It was the day before I was leaving for holidays with my family in Melbourne that the first news appeared of Melbourne’s second wave of covid, with the initial spike in new cases. I still got on the train though, but took more serious thought about avoiding people down there.

Upon returning, though, there was a different sort of risk to consider. Would I bring covid back and infect our parishioners (and the other priests)? Fr Chris and I decided it was wisest that I should isolate for two weeks, to ensure I don’t bring the virus back and give it to our parishioners (the NSW government later mandated this isolation for people in my situation). So, having surfaced from my room only a few days ago, I want to reflect a little on my time of isolation.

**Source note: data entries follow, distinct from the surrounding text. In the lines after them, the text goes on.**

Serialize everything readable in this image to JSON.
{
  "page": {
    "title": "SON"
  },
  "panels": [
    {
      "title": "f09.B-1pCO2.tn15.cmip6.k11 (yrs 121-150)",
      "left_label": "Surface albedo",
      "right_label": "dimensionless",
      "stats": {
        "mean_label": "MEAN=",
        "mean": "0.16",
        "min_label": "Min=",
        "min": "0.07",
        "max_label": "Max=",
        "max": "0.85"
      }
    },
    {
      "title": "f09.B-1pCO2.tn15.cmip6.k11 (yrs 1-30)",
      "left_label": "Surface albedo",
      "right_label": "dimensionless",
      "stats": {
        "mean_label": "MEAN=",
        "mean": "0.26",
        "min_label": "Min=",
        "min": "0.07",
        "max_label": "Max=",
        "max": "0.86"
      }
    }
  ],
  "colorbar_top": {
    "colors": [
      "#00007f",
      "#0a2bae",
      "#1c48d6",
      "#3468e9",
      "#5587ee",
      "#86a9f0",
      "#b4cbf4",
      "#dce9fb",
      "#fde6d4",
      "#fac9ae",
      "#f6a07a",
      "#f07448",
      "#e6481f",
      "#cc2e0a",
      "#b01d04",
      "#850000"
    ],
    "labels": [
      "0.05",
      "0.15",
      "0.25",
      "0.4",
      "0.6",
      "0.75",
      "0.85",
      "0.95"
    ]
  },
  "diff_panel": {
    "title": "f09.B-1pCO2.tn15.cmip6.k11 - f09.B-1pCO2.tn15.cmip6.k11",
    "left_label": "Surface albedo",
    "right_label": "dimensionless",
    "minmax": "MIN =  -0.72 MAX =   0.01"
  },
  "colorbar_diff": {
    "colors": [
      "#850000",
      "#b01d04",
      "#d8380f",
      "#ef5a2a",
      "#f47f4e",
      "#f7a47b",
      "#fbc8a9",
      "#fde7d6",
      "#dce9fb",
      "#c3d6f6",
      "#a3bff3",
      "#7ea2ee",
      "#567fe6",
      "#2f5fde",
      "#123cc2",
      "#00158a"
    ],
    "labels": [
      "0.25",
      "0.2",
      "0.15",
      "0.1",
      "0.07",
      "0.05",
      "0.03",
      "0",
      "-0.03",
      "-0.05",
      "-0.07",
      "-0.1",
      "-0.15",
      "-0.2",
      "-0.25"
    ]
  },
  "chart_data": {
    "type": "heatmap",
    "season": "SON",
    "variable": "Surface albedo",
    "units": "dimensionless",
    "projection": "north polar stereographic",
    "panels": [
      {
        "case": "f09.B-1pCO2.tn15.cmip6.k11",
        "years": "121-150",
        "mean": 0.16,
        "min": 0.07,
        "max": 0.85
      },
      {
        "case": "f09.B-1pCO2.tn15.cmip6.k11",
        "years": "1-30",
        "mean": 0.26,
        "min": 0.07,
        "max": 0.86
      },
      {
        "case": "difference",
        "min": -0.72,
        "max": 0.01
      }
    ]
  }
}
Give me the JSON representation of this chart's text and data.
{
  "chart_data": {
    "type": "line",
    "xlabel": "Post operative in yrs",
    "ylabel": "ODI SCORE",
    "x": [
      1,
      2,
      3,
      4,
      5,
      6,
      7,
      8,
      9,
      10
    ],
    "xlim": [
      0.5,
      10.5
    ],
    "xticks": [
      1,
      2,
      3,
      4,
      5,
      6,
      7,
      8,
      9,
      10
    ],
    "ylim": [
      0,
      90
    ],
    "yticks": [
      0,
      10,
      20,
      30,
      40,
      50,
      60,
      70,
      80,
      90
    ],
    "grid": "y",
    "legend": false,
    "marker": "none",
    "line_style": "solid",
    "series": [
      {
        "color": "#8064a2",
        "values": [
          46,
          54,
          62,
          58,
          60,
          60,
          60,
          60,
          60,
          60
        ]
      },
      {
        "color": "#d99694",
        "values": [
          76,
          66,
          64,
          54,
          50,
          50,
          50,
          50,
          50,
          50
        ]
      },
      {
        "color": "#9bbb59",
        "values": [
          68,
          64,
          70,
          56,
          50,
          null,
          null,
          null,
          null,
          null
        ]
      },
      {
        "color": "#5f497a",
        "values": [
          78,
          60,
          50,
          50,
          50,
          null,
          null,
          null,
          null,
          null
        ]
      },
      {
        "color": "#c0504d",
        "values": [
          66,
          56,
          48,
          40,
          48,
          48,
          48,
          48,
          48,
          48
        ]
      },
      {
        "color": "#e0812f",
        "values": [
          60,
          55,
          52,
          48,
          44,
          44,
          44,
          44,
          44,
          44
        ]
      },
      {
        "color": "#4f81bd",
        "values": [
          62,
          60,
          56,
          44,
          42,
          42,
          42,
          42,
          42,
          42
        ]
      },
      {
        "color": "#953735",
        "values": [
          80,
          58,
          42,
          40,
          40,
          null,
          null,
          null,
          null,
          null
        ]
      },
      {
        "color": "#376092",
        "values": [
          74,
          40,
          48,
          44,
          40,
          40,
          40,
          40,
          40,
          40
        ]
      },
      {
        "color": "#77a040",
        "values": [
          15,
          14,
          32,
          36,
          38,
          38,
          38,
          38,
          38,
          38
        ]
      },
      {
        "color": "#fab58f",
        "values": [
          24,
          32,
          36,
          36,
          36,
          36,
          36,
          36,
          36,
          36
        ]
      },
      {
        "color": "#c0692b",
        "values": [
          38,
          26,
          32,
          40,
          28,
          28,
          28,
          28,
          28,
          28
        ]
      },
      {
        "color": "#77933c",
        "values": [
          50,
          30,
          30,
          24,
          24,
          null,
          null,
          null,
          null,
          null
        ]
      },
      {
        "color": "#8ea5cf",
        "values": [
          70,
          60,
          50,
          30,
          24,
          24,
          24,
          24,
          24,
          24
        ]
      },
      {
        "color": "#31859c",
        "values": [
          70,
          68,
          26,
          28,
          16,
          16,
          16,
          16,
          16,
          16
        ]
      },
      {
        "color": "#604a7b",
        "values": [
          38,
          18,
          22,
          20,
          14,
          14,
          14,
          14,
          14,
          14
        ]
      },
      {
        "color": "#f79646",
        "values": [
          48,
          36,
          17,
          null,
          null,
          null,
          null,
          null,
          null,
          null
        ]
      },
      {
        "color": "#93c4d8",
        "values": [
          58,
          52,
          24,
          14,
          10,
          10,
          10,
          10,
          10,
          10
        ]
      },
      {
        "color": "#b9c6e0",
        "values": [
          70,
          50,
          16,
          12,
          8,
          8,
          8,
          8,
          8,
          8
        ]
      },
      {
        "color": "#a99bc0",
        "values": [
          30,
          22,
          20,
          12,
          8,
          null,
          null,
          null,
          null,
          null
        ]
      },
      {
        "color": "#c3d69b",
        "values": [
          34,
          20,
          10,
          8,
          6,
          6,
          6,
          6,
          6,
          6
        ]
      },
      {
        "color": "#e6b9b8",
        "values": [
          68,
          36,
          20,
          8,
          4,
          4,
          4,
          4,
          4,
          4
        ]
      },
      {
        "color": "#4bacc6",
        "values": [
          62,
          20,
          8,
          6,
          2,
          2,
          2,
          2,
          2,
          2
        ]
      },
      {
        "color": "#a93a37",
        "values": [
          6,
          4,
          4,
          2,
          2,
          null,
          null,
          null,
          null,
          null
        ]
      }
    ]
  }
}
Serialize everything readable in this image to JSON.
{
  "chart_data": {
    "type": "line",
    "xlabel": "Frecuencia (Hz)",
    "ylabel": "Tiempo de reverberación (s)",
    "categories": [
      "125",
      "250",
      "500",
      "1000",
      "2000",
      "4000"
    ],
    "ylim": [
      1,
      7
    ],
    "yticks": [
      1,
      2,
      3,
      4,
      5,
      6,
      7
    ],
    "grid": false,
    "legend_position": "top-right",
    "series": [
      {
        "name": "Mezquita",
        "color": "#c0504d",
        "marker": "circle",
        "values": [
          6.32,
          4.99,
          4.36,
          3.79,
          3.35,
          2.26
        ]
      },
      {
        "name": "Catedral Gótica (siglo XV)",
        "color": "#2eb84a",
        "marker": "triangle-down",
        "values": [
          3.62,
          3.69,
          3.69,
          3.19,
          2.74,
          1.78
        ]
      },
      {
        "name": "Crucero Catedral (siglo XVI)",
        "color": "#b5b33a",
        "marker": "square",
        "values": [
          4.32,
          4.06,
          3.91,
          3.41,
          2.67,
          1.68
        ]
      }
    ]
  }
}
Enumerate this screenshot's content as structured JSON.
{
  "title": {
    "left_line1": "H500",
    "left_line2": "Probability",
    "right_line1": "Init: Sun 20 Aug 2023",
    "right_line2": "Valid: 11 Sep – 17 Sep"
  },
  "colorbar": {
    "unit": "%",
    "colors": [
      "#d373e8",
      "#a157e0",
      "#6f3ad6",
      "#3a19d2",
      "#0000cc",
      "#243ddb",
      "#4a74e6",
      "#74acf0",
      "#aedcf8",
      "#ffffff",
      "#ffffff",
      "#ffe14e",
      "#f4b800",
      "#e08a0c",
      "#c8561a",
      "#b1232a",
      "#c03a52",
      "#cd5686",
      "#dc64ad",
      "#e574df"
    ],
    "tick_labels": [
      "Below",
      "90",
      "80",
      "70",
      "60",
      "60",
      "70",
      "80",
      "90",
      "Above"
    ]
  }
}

In the end I quite enjoyed the time to myself; reading, resting, praying, playing music, watching live-streamed Mass, and still doing some ministry and meetings online. Initially, though, I was quite unhappy about the need to isolate and wasn’t looking forward to it at all. A few days in, however, God gave me a remarkable grace to be able to accept the situation, and get on with making the most of it. This shift in my frame of mind transformed the whole experience from one of frustration to an opportunity for this rest and time aside. It also opened me up to be grateful for many things; for the time in Melbourne that I nearly missed out on altogether, for the care of the priests bringing me food and whatever else I needed throughout those two weeks, and for God’s providence to give me the time to rest and pray while isolating.

Don’t get me wrong, though; I was happy to get out when it was over, especially to return to Mass.